Hypothetically, MIGS procedures have a stronger effect than SLT, given that currently approved MIGS procedures bypass the trabecular meshwork. For that reason, if a patient is undergoing cataract surgery, I would choose to add a MIGS procedure to the operation rather than attempt SLT. For the same reason, if a MIGS procedure has been performed during cataract surgery and the result was not ideal, I would not do SLT. They’re trying to accomplish the same thing—increase the outflow through the trabecular meshwork. So if a MIGS procedure didn’t help, it’s unlikely that SLT would have much effect. This has been substantiated by a study looking at SLT following failed combined cataract surgery and Trabectome surgery.5 However, if a patient has already had SLT without obtaining much pressure reduction, I’d still try a MIGS procedure during the cataract surgery.
A Very Useful Tool
Because SLT allows for a significant reduction in IOP without impacting the patient’s quality of life, my preferred timing for SLT is between prescribing a patient’s first and second medication. If the patient is using one bottle and needs a second bottle for further pressure reduction, I would aim to do SLT before adding the second bottle, in hopes it might prevent the patient from having to use two medications, with the associated concerns related to side effects and compliance. (Of course, many clinicians still choose to wait until a patient is using several medications before recommending SLT.)

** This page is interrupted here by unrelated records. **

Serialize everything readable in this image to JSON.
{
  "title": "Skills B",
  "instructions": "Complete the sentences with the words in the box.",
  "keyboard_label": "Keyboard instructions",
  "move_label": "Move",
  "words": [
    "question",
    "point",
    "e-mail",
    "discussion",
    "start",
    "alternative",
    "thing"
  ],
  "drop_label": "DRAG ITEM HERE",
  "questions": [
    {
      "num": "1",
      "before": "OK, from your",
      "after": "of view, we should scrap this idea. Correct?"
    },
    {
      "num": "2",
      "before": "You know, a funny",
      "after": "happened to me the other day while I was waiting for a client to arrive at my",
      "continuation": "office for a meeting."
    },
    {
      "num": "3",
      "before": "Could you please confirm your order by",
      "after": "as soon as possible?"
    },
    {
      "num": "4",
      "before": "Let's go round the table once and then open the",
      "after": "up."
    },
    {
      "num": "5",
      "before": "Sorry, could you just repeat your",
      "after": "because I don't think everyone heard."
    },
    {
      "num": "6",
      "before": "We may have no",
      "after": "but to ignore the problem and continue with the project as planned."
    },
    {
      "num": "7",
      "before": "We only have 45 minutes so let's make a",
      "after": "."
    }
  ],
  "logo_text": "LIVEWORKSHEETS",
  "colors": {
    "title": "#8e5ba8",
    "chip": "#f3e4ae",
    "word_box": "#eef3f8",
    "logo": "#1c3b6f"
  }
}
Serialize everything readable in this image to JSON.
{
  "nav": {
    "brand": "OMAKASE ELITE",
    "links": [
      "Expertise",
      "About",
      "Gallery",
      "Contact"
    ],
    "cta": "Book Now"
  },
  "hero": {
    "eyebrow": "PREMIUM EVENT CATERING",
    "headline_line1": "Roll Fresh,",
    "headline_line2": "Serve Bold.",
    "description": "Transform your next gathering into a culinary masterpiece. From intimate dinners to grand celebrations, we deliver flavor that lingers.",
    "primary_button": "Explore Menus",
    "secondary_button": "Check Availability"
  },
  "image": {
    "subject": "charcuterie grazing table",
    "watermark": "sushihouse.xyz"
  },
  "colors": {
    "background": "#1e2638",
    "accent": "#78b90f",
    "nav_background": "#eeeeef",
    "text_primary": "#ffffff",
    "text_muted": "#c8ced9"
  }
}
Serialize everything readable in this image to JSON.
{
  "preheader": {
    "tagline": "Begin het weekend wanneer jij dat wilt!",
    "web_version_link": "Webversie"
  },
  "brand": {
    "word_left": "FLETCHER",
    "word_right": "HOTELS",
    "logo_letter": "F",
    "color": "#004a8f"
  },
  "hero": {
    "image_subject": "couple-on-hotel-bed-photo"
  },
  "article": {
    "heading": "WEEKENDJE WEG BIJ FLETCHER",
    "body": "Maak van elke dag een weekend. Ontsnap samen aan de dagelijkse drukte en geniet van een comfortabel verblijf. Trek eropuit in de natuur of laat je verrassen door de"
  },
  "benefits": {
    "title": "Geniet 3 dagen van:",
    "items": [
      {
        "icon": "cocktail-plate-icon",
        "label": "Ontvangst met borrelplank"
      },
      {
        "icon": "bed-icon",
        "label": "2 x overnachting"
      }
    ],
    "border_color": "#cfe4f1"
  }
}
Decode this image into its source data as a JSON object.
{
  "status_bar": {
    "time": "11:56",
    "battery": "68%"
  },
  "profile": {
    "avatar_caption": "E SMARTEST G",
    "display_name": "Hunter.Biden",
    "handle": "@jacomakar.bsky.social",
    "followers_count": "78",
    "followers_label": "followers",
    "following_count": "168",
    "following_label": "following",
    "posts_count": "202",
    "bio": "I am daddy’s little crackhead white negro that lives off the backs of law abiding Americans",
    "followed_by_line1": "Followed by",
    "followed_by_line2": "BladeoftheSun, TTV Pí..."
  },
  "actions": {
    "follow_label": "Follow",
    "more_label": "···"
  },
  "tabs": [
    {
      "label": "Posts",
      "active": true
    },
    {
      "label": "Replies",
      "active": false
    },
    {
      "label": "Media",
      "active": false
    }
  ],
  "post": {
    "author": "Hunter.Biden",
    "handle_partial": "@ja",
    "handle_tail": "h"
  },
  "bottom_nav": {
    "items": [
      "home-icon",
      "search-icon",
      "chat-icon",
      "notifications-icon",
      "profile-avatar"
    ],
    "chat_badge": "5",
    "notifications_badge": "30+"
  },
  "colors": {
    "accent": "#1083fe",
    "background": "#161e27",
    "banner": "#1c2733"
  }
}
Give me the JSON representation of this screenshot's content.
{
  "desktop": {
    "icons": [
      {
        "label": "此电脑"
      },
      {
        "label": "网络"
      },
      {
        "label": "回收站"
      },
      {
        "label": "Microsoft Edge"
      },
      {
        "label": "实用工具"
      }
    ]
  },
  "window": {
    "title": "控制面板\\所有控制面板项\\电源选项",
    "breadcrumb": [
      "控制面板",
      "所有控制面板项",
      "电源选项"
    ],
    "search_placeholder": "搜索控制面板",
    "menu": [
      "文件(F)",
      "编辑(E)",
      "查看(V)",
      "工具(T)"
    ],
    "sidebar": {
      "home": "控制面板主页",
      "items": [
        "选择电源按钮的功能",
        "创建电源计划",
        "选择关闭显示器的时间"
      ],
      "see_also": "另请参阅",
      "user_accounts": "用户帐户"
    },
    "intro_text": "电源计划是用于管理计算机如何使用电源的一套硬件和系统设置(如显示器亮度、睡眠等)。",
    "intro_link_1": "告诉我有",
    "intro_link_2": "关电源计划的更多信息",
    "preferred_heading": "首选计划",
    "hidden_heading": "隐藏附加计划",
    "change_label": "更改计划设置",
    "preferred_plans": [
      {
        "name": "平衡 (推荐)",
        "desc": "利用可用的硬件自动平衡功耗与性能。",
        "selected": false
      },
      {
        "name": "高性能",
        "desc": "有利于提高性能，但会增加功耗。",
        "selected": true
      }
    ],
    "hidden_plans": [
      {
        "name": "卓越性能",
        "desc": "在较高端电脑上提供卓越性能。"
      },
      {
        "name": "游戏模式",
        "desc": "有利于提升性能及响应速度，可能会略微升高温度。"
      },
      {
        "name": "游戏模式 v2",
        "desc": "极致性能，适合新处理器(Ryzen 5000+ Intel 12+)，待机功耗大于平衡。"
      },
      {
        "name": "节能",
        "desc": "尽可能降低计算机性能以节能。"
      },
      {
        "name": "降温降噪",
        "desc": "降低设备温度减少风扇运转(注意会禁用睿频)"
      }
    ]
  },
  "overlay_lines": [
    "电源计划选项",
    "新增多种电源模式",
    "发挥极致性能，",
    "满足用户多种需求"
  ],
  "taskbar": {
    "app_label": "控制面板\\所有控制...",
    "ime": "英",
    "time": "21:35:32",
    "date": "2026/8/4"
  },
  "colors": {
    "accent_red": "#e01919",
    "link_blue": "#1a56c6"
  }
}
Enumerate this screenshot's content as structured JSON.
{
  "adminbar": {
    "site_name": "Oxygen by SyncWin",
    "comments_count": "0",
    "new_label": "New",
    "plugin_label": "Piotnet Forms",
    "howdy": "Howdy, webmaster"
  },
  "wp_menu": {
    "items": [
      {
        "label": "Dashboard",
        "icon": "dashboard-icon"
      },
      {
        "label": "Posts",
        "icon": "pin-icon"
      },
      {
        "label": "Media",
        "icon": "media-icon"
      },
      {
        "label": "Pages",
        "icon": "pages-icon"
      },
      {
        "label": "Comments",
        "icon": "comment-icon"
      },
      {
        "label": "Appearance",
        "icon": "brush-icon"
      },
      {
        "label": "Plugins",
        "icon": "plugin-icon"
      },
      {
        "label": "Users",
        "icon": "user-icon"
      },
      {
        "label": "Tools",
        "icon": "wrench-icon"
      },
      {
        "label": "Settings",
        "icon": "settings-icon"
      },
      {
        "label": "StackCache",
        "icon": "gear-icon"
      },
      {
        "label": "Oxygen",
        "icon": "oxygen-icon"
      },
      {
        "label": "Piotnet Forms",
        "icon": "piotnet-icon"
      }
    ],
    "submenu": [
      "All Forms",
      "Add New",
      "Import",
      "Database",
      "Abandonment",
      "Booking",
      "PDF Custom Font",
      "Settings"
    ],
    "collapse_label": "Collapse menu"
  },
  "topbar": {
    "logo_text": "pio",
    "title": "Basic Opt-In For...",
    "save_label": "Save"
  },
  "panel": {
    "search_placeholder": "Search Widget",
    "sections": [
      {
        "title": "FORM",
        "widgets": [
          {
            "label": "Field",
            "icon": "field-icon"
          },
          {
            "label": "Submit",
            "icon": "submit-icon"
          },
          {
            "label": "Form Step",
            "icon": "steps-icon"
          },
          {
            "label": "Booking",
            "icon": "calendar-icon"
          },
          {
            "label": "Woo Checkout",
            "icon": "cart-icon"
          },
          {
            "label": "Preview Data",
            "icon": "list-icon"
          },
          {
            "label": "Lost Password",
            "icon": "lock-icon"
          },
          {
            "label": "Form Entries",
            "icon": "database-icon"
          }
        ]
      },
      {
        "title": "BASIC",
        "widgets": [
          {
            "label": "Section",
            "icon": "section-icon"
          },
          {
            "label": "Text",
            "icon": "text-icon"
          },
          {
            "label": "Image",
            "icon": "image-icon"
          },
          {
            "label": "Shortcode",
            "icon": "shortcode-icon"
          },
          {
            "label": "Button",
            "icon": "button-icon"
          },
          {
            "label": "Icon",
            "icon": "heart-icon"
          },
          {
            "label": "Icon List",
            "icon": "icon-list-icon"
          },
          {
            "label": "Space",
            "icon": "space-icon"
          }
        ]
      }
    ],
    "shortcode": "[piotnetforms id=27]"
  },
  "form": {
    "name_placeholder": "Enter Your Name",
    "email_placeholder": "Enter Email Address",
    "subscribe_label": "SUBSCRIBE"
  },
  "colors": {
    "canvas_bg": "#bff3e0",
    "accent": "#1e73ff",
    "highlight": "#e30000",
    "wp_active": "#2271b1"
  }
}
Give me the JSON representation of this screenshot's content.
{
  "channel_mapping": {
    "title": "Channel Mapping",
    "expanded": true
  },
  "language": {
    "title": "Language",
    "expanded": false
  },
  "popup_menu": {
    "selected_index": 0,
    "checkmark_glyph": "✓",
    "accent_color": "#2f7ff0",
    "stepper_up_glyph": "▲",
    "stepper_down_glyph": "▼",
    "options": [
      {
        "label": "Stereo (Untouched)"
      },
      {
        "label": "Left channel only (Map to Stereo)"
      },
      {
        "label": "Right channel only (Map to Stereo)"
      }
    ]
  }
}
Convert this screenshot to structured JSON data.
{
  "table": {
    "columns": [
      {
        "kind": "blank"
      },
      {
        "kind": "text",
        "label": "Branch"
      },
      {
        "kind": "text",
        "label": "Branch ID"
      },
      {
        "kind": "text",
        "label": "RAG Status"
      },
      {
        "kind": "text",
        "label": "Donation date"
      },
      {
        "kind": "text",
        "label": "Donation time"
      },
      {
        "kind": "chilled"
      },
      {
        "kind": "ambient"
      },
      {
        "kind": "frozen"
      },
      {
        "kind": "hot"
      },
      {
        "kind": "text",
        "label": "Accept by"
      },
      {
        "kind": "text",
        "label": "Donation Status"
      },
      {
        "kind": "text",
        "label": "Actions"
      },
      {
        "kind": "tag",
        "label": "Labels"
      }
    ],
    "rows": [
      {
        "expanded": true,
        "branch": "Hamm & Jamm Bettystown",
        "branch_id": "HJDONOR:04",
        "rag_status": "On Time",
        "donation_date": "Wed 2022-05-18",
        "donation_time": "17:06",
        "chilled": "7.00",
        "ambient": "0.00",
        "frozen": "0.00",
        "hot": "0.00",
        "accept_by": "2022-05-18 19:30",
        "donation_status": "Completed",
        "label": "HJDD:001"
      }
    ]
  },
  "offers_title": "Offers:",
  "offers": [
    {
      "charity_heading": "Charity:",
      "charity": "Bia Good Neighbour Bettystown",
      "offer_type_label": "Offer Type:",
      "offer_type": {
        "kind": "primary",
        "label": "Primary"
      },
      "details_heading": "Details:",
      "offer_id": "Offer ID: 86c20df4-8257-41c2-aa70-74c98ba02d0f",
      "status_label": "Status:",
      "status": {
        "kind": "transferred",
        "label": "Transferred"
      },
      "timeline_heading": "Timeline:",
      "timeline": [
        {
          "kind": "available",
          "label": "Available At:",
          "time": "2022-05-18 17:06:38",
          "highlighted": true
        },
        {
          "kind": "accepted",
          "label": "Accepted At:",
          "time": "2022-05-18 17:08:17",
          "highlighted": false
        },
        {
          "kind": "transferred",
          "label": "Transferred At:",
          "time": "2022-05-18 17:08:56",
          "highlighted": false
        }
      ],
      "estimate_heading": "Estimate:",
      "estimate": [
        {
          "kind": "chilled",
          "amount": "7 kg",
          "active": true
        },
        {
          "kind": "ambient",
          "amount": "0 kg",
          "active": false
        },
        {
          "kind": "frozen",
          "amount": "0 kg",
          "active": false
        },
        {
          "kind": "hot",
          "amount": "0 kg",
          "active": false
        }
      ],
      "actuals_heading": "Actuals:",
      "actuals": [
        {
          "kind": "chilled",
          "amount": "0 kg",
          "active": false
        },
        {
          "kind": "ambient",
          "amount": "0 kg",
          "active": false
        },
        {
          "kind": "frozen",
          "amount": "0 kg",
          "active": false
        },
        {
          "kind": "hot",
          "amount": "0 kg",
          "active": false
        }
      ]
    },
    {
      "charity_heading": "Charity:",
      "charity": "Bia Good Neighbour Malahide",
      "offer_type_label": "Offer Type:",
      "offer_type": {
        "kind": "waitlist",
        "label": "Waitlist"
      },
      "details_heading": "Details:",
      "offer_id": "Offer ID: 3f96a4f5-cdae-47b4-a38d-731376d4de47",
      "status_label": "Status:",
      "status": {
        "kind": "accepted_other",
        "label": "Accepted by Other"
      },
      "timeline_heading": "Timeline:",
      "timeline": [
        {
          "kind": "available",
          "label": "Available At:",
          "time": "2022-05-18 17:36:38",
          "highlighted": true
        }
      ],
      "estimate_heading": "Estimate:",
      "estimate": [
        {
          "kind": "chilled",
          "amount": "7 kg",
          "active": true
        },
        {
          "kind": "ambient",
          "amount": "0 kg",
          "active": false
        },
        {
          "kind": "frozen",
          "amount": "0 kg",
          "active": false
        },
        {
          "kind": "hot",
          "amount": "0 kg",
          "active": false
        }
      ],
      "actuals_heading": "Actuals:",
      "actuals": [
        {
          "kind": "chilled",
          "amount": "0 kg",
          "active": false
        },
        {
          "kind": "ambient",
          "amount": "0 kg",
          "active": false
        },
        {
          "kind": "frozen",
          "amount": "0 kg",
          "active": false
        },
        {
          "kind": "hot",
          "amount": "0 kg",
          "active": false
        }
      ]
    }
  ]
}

Like MIGS, SLT can’t address the specific medical needs of every glaucoma patient you may encounter, but in many situations it’s a useful option. I hope the suggestions offered here will help you and your patients gain the maximum benefit the procedure has to offer. REVIEW
Dr. Saheb is assistant professor of ophthalmology and director of resident research at McGill University in Montreal.
1. Harasymowycz PJ, Papamatheakis DG, Latina M, De Leon M, Lesk MR, Damji KF. Selective laser trabeculoplasty (SLT) complicated by intraocular pressure elevation in eyes with heavily pigmented trabecular meshworks. Am J Ophthalmol 2005;139:6:1110-3.
2. Shin DH, Frenkel RE, David R, Cheetham JK. Effect of topical anti-inflammatory treatment on the outcome of laser trabeculoplasty. The Fluorometholone-Laser Trabeculoplasty Study Group. Am J Ophthalmol 1996;122:3:349-54.
3. Kim YY, Glover BK, Shin DH, Lee D, Frenkel RE, Abreu MM. Effect of topical anti-inflammatory treatment on the long-term outcome of laser trabeculoplasty. Fluorometholone-Laser Trabeculoplasty Study Group. Am J Ophthalmol 1998;126:5:721-3.
4. Personal communication from the study authors.
5. Töteberg-Harms M, Rhee DJ. Selective laser trabeculoplasty following failed combined phacoemulsification cataract extraction and ab interno trabeculectomy. Am J Ophthalmol 2013;156:5:936-940.e2. doi: 10.1016/j.ajo.2013.05.044.
6. Realini, T. Selective laser trabeculoplasty for the management of open-angle glaucoma in St. Lucia. JAMA Ophthalmol 2013;131:3:321-7. doi: 10.1001/jamaophthalmol.2013.1706.